Le pilote Repsol Honda Marc Marquez lors de son entrée au stand à l’issue du 11e tour du Grand Prix d’Australie à Phillip Island. Saeed Khan/AFP
Aux essais, le manufacturier Bridgestone avait alerté la direction de course quant à l’usure trop importante de ses pneus arrière sur le revêtement très abrasif du circuit, et avait obtenu « pour des raisons de sécurité » que la course soit ramenée de 27 à 19 tours, et scindée en deux. Les pilotes devaient donc changer de moto, au plus tard au 10e tour.
Or Marc Marquez ne s’est arrêté qu’au 11e passage. Sanctionné d’un retour provisoire au stand, il n’a cependant pas obtempéré et a été définitivement arrêté au drapeau noir par les commissaires.
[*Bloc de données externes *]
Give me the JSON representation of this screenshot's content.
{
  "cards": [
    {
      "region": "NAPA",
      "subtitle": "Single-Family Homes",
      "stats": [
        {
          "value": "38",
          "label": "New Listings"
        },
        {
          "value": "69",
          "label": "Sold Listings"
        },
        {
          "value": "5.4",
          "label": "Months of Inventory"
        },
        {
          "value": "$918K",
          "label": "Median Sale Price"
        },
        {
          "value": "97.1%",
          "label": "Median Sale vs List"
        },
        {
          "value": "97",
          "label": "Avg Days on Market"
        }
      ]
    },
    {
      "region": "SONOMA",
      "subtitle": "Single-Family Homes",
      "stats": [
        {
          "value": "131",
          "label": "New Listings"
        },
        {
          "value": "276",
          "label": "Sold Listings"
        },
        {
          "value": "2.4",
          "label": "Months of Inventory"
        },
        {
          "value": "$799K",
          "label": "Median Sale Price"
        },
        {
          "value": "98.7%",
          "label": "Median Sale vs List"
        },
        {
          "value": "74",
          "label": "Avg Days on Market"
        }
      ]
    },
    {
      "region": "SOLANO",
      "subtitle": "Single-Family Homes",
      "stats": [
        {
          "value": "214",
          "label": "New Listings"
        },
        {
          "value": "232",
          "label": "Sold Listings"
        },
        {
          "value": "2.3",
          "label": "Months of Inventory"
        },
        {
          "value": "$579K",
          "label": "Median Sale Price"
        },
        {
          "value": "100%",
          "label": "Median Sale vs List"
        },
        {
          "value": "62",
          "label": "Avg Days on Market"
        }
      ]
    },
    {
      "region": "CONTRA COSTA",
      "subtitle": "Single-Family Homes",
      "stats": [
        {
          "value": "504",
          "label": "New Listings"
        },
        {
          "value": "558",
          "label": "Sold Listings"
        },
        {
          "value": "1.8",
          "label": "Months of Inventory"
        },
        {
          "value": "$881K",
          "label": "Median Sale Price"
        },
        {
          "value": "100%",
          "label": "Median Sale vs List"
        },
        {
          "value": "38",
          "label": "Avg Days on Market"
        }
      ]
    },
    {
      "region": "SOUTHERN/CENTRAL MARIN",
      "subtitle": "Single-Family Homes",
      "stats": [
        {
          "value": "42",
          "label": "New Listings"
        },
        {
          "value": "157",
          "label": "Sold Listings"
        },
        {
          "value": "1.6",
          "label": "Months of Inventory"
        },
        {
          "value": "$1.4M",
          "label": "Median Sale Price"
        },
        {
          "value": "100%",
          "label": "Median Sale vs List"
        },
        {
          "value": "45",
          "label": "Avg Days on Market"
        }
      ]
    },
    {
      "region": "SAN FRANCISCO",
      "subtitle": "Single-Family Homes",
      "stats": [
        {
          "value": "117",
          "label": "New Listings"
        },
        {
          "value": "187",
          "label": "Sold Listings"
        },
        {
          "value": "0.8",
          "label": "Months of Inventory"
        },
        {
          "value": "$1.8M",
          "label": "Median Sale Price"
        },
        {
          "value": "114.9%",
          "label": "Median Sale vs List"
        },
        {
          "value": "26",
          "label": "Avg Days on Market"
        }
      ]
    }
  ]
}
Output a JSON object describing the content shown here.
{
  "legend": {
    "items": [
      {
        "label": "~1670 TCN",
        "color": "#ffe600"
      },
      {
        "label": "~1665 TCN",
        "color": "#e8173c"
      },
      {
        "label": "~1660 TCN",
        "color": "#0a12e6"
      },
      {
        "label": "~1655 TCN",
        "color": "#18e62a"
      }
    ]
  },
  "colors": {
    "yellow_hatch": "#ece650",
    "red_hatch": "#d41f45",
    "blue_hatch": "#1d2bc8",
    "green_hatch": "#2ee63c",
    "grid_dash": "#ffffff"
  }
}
« Mon équipe et moi étions convenus d’une stratégie et nous pensions que nous pouvions rentrer après le tour 10, mais, en réalité, ça compte comme un tour supplémentaire », a expliqué l’Espagnol. « Nous n’avions pas ça en tête et c’était une énorme erreur. Nous avions tout prévu et j’ai suivi les instructions de mon panneautage. Quand j’ai vu écrit Box, je suis rentré. »
Le débutant, arrivé avec 43 points de marge sur Lorenzo, n’en compte désormais plus que 18 sur son compatriote victorieux avant le Grand Prix du Japon, avant-dernier rendez-vous de la saison. « Jeudi, je disais que le championnat était très long. Aujourd’hui, il s’est passé quelque chose et il peut se passer autre chose au Motegi », a-t-il conclu.